Scientific classification
- Kingdom: Animalia
- Phylum: Chordata
- Class: Actinopterygii
- Order: Cichliformes
- Family: Cichlidae
- Genus: Sciaenochromis
- Species: S. ahli
- Binomial name: Sciaenochromis ahli (Trewavas, 1935)
- Synonyms: Haplochromis ahli Trewavas, 1935; Cyrtocara ahli (Trewavas, 1935);

= Electric blue hap =

- Authority: (Trewavas, 1935)
- Conservation status: LC
- Synonyms: Haplochromis ahli Trewavas, 1935, Cyrtocara ahli (Trewavas, 1935)

Species of fish

The electric blue hap (Sciaenochromis ahli) is a species of cichlid fish endemic to Lake Malawi. It prefers to live in caves and crevices in rocky substrates. This species can reach a length of 20 cm TL. It can occasionally be found in the aquarium trade.

==In the aquarium==
Although it occasionally appears in the trade, the true electric blue hap (Sciaenochromis ahli) is rarely imported for aquaria; most fish sold under that common name belong to the related species Sciaenochromis fryeri. It should be kept in tanks of no less than 150 litres. A semi-aggressive fish, only one male is recommended per tank; however if large numbers are kept in a spacious enough environment, it is possible to keep more than one. Tank mates must be selected carefully. Large numbers prevent a single fish from being the target of aggression. The females are a drab grey in comparison and slightly smaller. They prefer rocky exhibits with coral sand.

==Breeding==
As with many other cichlids, the electric blue hap is a mouth-brooder.
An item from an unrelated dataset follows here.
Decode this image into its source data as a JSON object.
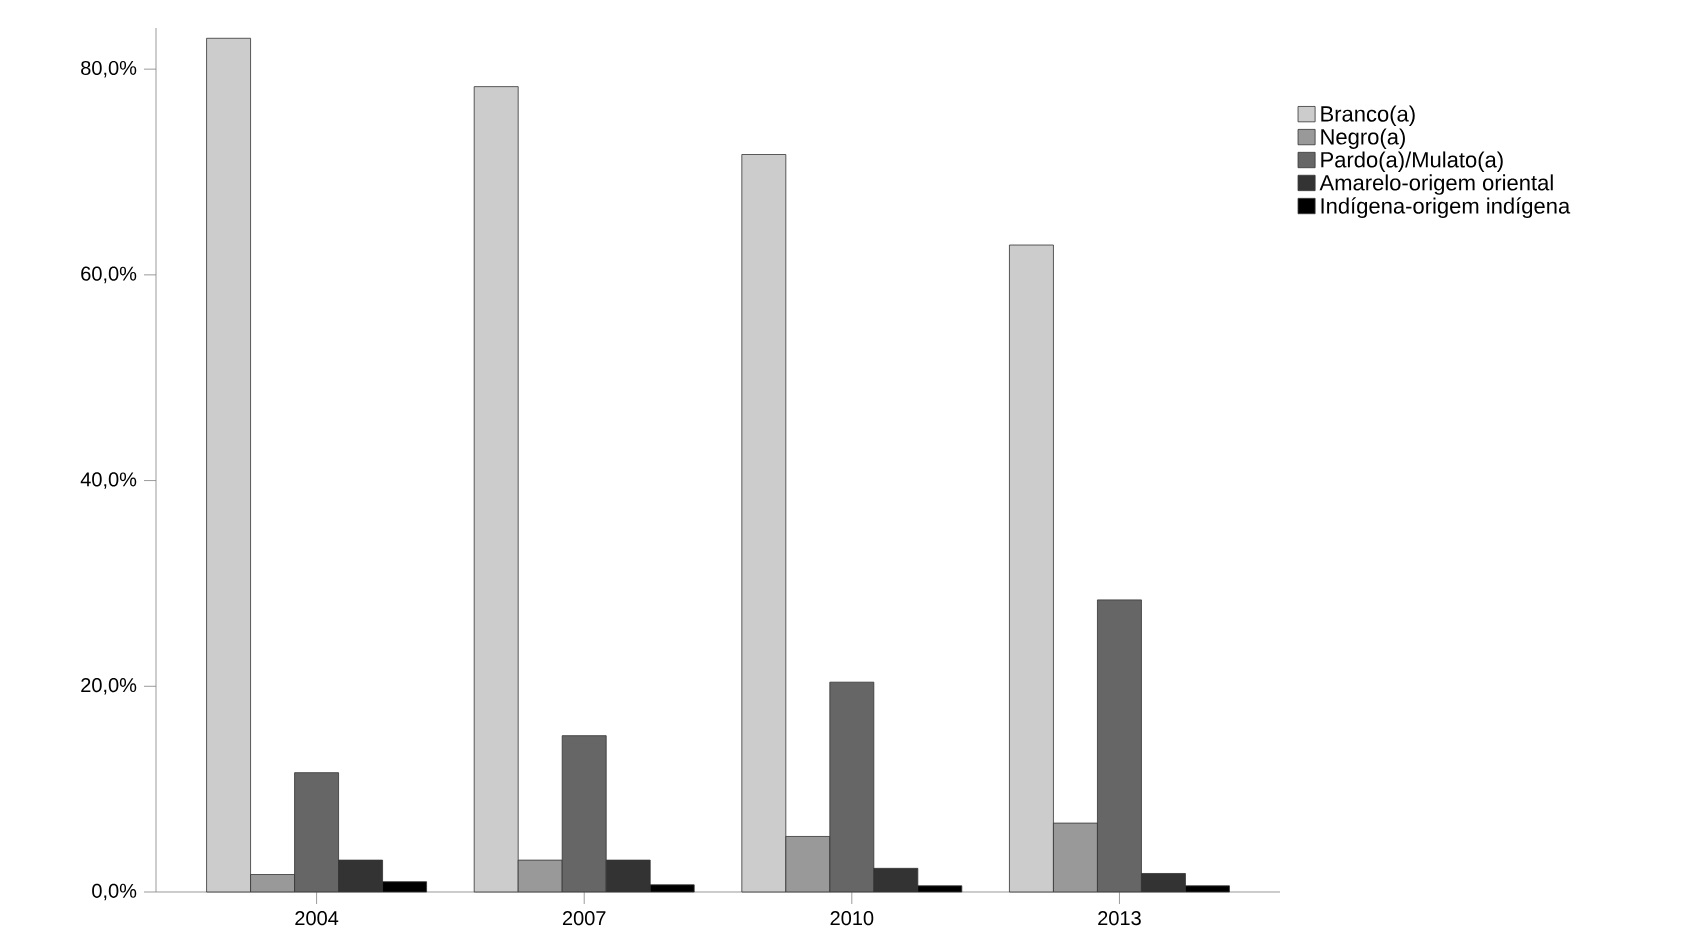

The recommended ratio of males to females is 1:4. The female broods for 2–3 weeks. When the fry are released, they are around 1 cm.

==Etymology==
The specific name of this fish honours the German zoologist Ernst Ahl (1898-1945) who originally described this species in 1926 as Haplochromis serranoides but this name had already been used by Charles Tate Regan in 1922, although Regan's name is a synonym of Haplochromis spekii.